KANSAS CITY — Mexico wants a negotiated settlement in the sugar trade dispute with the United States and will take the case to the World Trade Organization if an agreement is not reached, according to a Dow Jones Newswires story quoting Mexican economy minister Ildefonso Guajardo.
Mr. Guajardo said Mexico was aiming for an agreement before the cane harvest begins there, which typically is in late November-early December, and before the U.S. Department of Commerce decides on antidumping duties on Oct. 24, according to the report. Those duties would be in addition to countervailing duties imposed as of Sept. 1 by the D.O.C. on U.S. imports of sugar from Mexico.

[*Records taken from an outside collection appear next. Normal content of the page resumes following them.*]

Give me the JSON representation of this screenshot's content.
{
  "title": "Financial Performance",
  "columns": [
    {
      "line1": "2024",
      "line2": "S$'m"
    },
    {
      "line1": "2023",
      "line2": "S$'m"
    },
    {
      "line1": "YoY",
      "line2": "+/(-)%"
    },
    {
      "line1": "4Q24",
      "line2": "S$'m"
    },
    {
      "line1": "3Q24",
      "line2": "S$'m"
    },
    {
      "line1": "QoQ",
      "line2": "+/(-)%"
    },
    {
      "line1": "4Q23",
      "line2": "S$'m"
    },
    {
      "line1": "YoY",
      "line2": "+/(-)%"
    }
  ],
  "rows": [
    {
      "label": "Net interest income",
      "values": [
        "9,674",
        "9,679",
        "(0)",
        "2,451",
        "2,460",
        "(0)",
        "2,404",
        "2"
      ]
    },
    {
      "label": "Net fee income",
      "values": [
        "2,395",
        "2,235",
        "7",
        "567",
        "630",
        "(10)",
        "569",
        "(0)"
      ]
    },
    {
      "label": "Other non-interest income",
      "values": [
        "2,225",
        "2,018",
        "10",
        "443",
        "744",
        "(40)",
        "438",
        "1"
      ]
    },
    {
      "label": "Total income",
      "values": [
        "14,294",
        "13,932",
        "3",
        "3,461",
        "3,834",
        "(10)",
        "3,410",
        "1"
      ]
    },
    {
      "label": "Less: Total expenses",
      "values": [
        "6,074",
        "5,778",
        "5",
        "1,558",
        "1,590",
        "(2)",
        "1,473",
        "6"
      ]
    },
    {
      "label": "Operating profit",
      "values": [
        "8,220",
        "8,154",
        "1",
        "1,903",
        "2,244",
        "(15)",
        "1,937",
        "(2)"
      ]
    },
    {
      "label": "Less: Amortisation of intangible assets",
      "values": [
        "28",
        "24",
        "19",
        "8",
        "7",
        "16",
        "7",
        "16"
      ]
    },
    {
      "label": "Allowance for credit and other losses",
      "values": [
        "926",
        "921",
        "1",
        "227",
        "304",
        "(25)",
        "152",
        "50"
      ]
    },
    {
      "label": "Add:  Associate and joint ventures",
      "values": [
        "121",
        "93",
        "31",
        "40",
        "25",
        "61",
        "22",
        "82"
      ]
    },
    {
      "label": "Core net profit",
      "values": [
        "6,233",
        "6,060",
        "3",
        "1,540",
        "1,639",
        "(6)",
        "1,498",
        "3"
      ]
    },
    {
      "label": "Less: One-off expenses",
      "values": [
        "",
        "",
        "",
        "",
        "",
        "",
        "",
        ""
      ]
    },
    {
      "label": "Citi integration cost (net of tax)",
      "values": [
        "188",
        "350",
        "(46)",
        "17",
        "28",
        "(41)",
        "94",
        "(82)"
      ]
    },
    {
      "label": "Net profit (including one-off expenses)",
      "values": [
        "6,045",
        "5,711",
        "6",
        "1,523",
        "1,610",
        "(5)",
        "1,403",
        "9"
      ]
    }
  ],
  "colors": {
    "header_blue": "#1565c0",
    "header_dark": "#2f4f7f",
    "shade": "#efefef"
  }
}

U.S. sugar producers in a March 28 petition to the D.O.C. and the U.S. International Trade Commission claimed Mexico was dumping subsidized sugar into the United States at a cost to U.S. producers of about $1 billion in the marketing year that just ended Sept. 30. So far the U.S. government has found in favor of the U.S. sugar producers, but the case is far from concluded with final determinations not due until early 2015.

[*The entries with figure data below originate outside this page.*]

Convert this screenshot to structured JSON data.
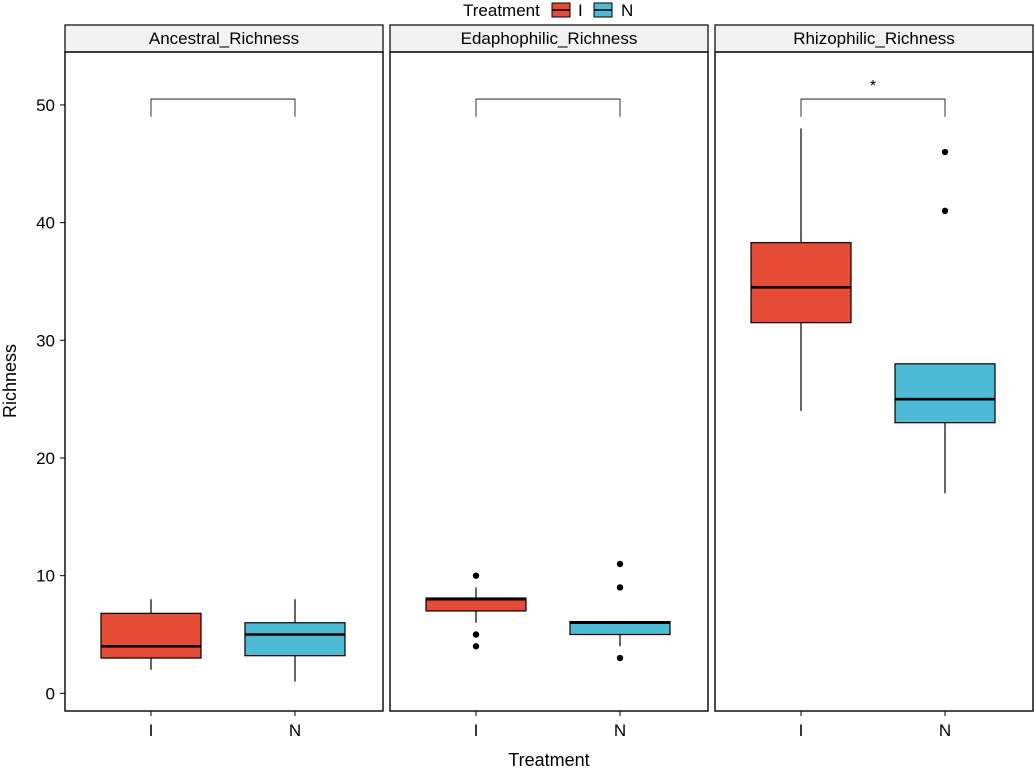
{
  "chart_data": {
    "type": "boxplot",
    "xlabel": "Treatment",
    "ylabel": "Richness",
    "ylim": [
      -1.5,
      54.5
    ],
    "yticks": [
      0,
      10,
      20,
      30,
      40,
      50
    ],
    "categories": [
      "I",
      "N"
    ],
    "legend": {
      "title": "Treatment",
      "position": "top",
      "entries": [
        {
          "label": "I",
          "color": "#E64B35"
        },
        {
          "label": "N",
          "color": "#4DBBD5"
        }
      ]
    },
    "colors": {
      "I": "#E64B35",
      "N": "#4DBBD5"
    },
    "panels": [
      {
        "title": "Ancestral_Richness",
        "significance": {
          "label": "",
          "y": 50.5
        },
        "boxes": [
          {
            "group": "I",
            "lower_whisker": 2,
            "q1": 3,
            "median": 4,
            "q3": 6.8,
            "upper_whisker": 8,
            "outliers": []
          },
          {
            "group": "N",
            "lower_whisker": 1,
            "q1": 3.2,
            "median": 5,
            "q3": 6,
            "upper_whisker": 8,
            "outliers": []
          }
        ]
      },
      {
        "title": "Edaphophilic_Richness",
        "significance": {
          "label": "",
          "y": 50.5
        },
        "boxes": [
          {
            "group": "I",
            "lower_whisker": 6,
            "q1": 7,
            "median": 8,
            "q3": 8.1,
            "upper_whisker": 9,
            "outliers": [
              4,
              5,
              10
            ]
          },
          {
            "group": "N",
            "lower_whisker": 4,
            "q1": 5,
            "median": 6,
            "q3": 6.1,
            "upper_whisker": 6.1,
            "outliers": [
              3,
              9,
              11
            ]
          }
        ]
      },
      {
        "title": "Rhizophilic_Richness",
        "significance": {
          "label": "*",
          "y": 50.5
        },
        "boxes": [
          {
            "group": "I",
            "lower_whisker": 24,
            "q1": 31.5,
            "median": 34.5,
            "q3": 38.3,
            "upper_whisker": 48,
            "outliers": []
          },
          {
            "group": "N",
            "lower_whisker": 17,
            "q1": 23,
            "median": 25,
            "q3": 28,
            "upper_whisker": 28,
            "outliers": [
              41,
              46
            ]
          }
        ]
      }
    ]
  }
}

Mr. Guajardo denied that Mexico was dumping sugar on the U.S. market.
“If we don’t reach an agreement, everyone loses,” Mr. Guajardo said in the Dow Jones story. “The Americans would lose because we’d take them to the W.T.O.; Mexicans would lose because they’d lose access to a fundamental market.”
U.S. imports of sugar from Mexico were estimated by the U.S. Department of Agriculture at a record high 2,136,000 short tons, raw value, in 2013-14, equal to about 15% of total U.S. supply.